Maybe I’ve just been bitten by the functional bug but I find they can communicate intent much better than scattering around null checks or catching exceptions (many of which require reading the source to understand what exceptions you might get).
It’s great in large scale projects, which I think is where a dynamic language starts to show its warts.
Given that we're talking about it in a pattern matching context, you'd just pattern match on x vs nil, rather than matching on Just x or None. And in case of Either, you'd match on the types that you expect.
An alternative to scattering null checks around or using exceptions for control flow could be more thoughtfully designing your data/object model. No additional language constructs required!
That attitude is the source of billions of dollars in bugs...
Never manually do the work that the compiler / runtime could do.
You can design "more thoughtfully designing your data/object model" (in other regards) AND have the compiler make sure you're not doing null referencing for you (so that that's not your concern anymore) -- instead of manually and in an ad-hoc way per project implementing another menial responsibility into the design of your model.
Yeah I suppose my bigger beef is I just don't like dynamic languages. Perhaps it is in fact a good idea for them, but being someone primarily interested in types, it largely falls into the realm of "don't care."
If you’ll notice my other comments in this thread, I think you’ll see I vastly prefer statically typed functional languages over dynamic ones. I was more commenting that I like monads and functors and Maybe and Either/Result but don't like dynamic languages.
The idea of Maybe is that you usually don't check for None. The idea is that you use it sort of like a collection in most cases, allowing the None to propagate up as the result of collection operations on other Nones. The issue can be that you get a None at the end and it isn't clear where it came from originally, and how it reached you. Adding stack trace information to each intermediate None, when in debug mode, can help you trace what went wrong.
>The idea is that you use it sort of like a collection in most cases
Sort of like a monad, even!
Honestly if you're running into problems like that though you should probably be using Either instead of Maybe like GP suggested. In my opinion, most of the benefit is still derived from strong static type checking, because otherwise you basically have to trust that callers respect your contract with these types. Perhaps Ruby 3.0 will make this feasible. I'm not sure of the details of the type system they intend to implement; whether it supports ADTs and such.
Yes that's it - they're monads! Either is also a monad, and you can store error information in the other side if you want, but a good thing about Maybe is it could transparently store the error information, and produce it when debugging, rather than baking it into the normal runtime semantics.
> you basically have to trust that callers respect your contract with these types
This is table-stakes for a dynamic language like Ruby, though. Yes people can do anything, but usually they follow the rules they're given.
Yes I’m aware they’re monads, my primary languages are OCaml and Haskell. I don’t understand what you’re suggesting with Maybe, that sounds like maybe adding some layer of magic onto it?
> Yes people can do anything, but usually they follow the rules they're given.

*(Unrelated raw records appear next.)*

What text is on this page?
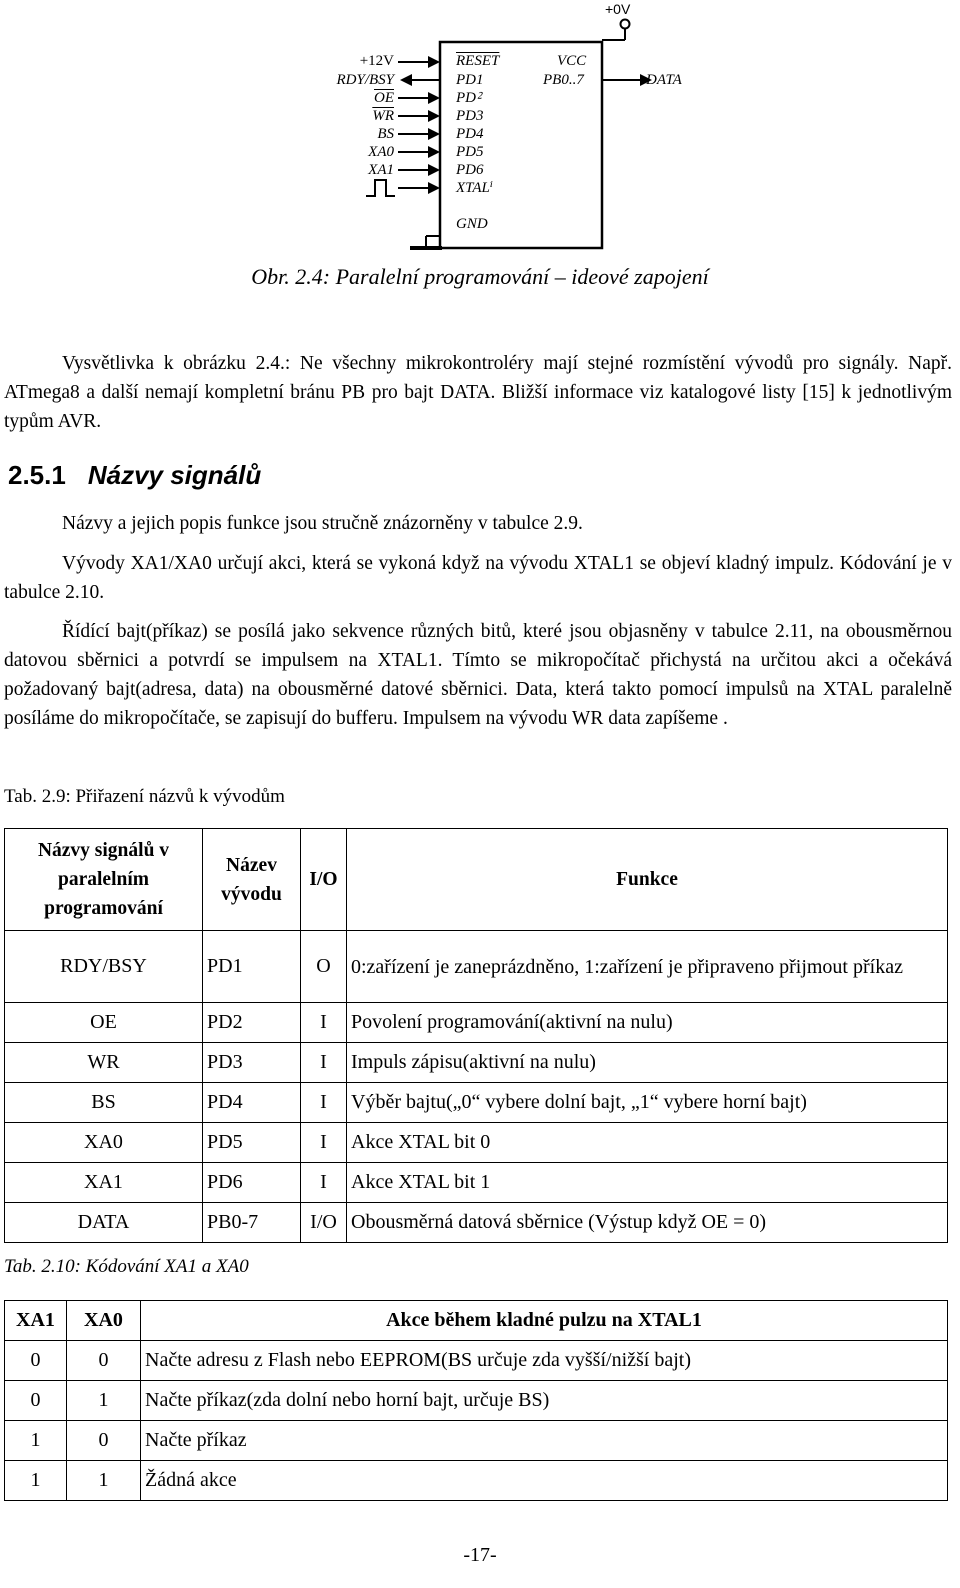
+0V
+12V
RDY/BSY
$\overline{OE}$
$\overline{WR}$
BS
XA0
XA1
RESET
PD1
PD⁲
PD3
PD4
PD5
PD6
XTALⁱ
VCC
PB0..7
GND
DATA
Obr. 2.4: Paralelní programování – ideové zapojení
Vysvětlivka k obrázku 2.4.: Ne všechny mikrokontroléry mají stejné rozmístění vývodů pro signály. Např. ATmega8 a další nemají kompletní bránu PB pro bajt DATA. Bližší informace viz katalogové listy [15] k jednotlivým typům AVR.
2.5.1 Názvy signálů
Názvy a jejich popis funkce jsou stručně znázorněny v tabulce 2.9.
Vývody XA1/XA0 určují akci, která se vykoná když na vývodu XTAL1 se objeví kladný impulz. Kódování je v tabulce 2.10.
Řídící bajt(příkaz) se posílá jako sekvence různých bitů, které jsou objasněny v tabulce 2.11, na obousměrnou datovou sběrnici a potvrdí se impulsem na XTAL1. Tímto se mikropočítač přichystá na určitou akci a očekává požadovaný bajt(adresa, data) na obousměrné datové sběrnici. Data, která takto pomocí impulsů na XTAL paralelně posíláme do mikropočítače, se zapisují do bufferu. Impulsem na vývodu WR data zapíšeme .
Tab. 2.9: Přiřazení názvů k vývodům
Názvy signálů v paralelním programování	Název vývodu	I/O	Funkce
RDY/BSY	PD1	O	0:zařízení je zaneprázdněno, 1:zařízení je připraveno přijmout příkaz
OE	PD2	I	Povolení programování(aktivní na nulu)
WR	PD3	I	Impuls zápisu(aktivní na nulu)
BS	PD4	I	Výběr bajtu(„0“ vybere dolní bajt, „1“ vybere horní bajt)
XA0	PD5	I	Akce XTAL bit 0
XA1	PD6	I	Akce XTAL bit 1
DATA	PB0-7	I/O	Obousměrná datová sběrnice (Výstup když OE = 0)
Tab. 2.10: Kódování XA1 a XA0
XA1	XA0	Akce během kladné pulzu na XTAL1
0	0	Načte adresu z Flash nebo EEPROM(BS určuje zda vyšší/nižší bajt)
0	1	Načte příkaz(zda dolní nebo horní bajt, určuje BS)
1	0	Načte příkaz
1	1	Žádná akce
-17-
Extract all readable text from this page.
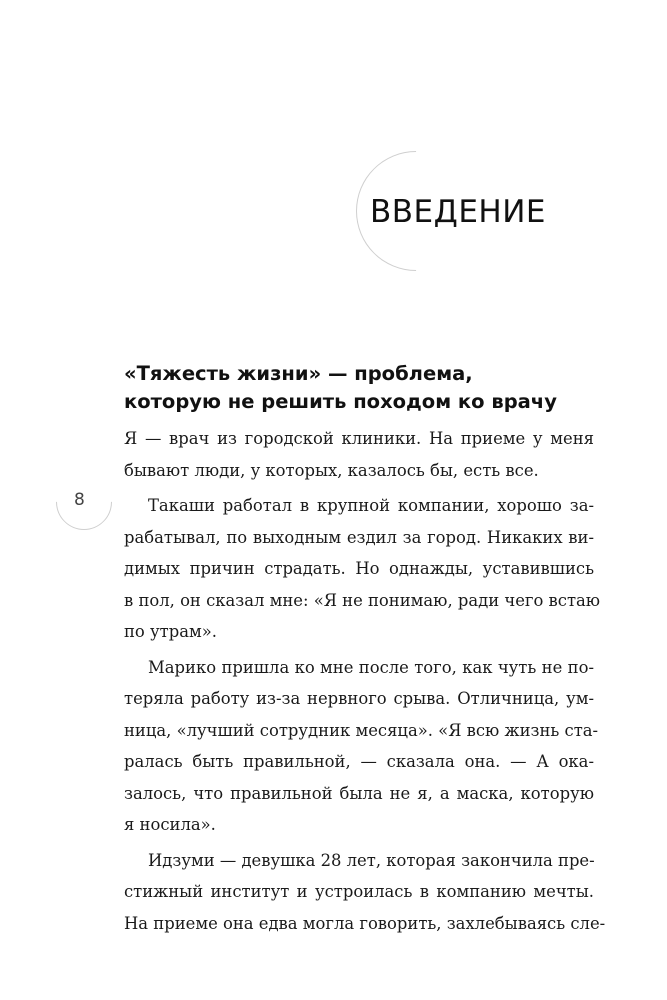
ВВЕДЕНИЕ
8
«Тяжесть жизни» — проблема,
которую не решить походом ко врачу

Я — врач из городской клиники. На приеме у меня
бывают люди, у которых, казалось бы, есть все.

Такаши работал в крупной компании, хорошо за-
рабатывал, по выходным ездил за город. Никаких ви-
димых причин страдать. Но однажды, уставившись
в пол, он сказал мне: «Я не понимаю, ради чего встаю
по утрам».

Марико пришла ко мне после того, как чуть не по-
теряла работу из-за нервного срыва. Отличница, ум-
ница, «лучший сотрудник месяца». «Я всю жизнь ста-
ралась быть правильной, — сказала она. — А ока-
залось, что правильной была не я, а маска, которую
я носила».

Идзуми — девушка 28 лет, которая закончила пре-
стижный институт и устроилась в компанию мечты.
На приеме она едва могла говорить, захлебываясь сле-
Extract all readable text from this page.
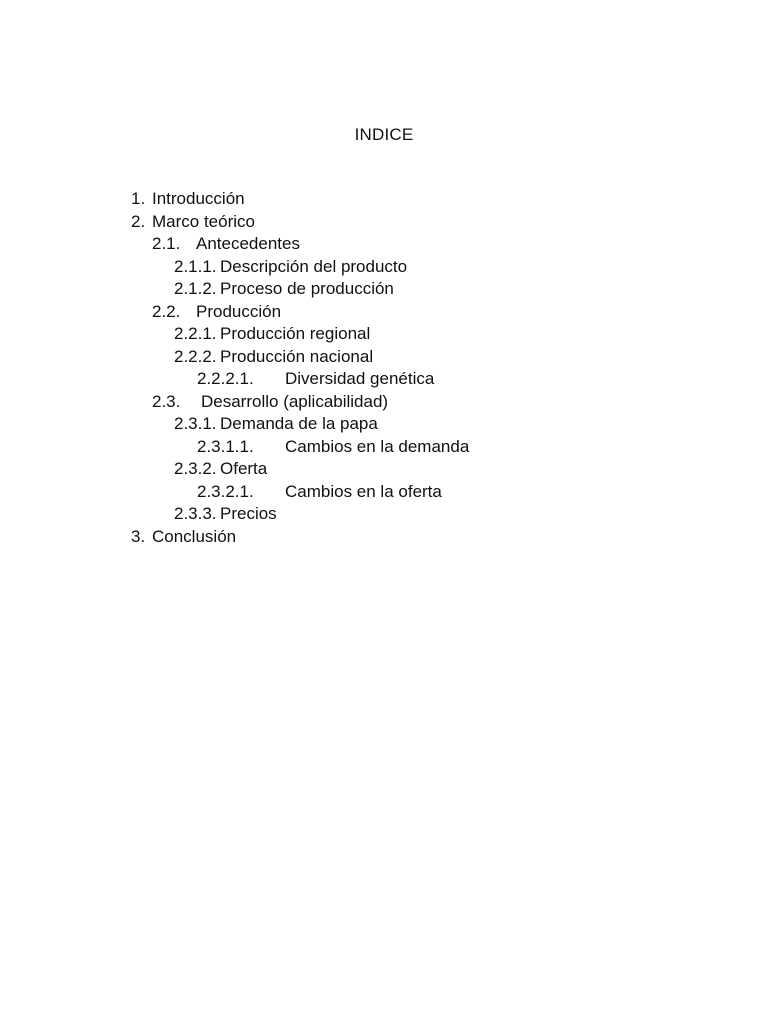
INDICE
1. Introducción
2. Marco teórico
2.1. Antecedentes
2.1.1. Descripción del producto
2.1.2. Proceso de producción
2.2. Producción
2.2.1. Producción regional
2.2.2. Producción nacional
2.2.2.1. Diversidad genética
2.3. Desarrollo (aplicabilidad)
2.3.1. Demanda de la papa
2.3.1.1. Cambios en la demanda
2.3.2. Oferta
2.3.2.1. Cambios en la oferta
2.3.3. Precios
3. Conclusión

Sure, but the primary advantage remains in not having to trust that, not having to write tests for it, and communicating the contract itself inside the code it restricts. I’m just honestly not sure what purpose they serve here, and why you’d bother to call them monads when what you really seem to want is the stored debugging information.
Solution: nil. Problem: How do you tell the difference between "the array was empty" and "the item you popped was nil"?
Solution: have pop return a Maybe instead.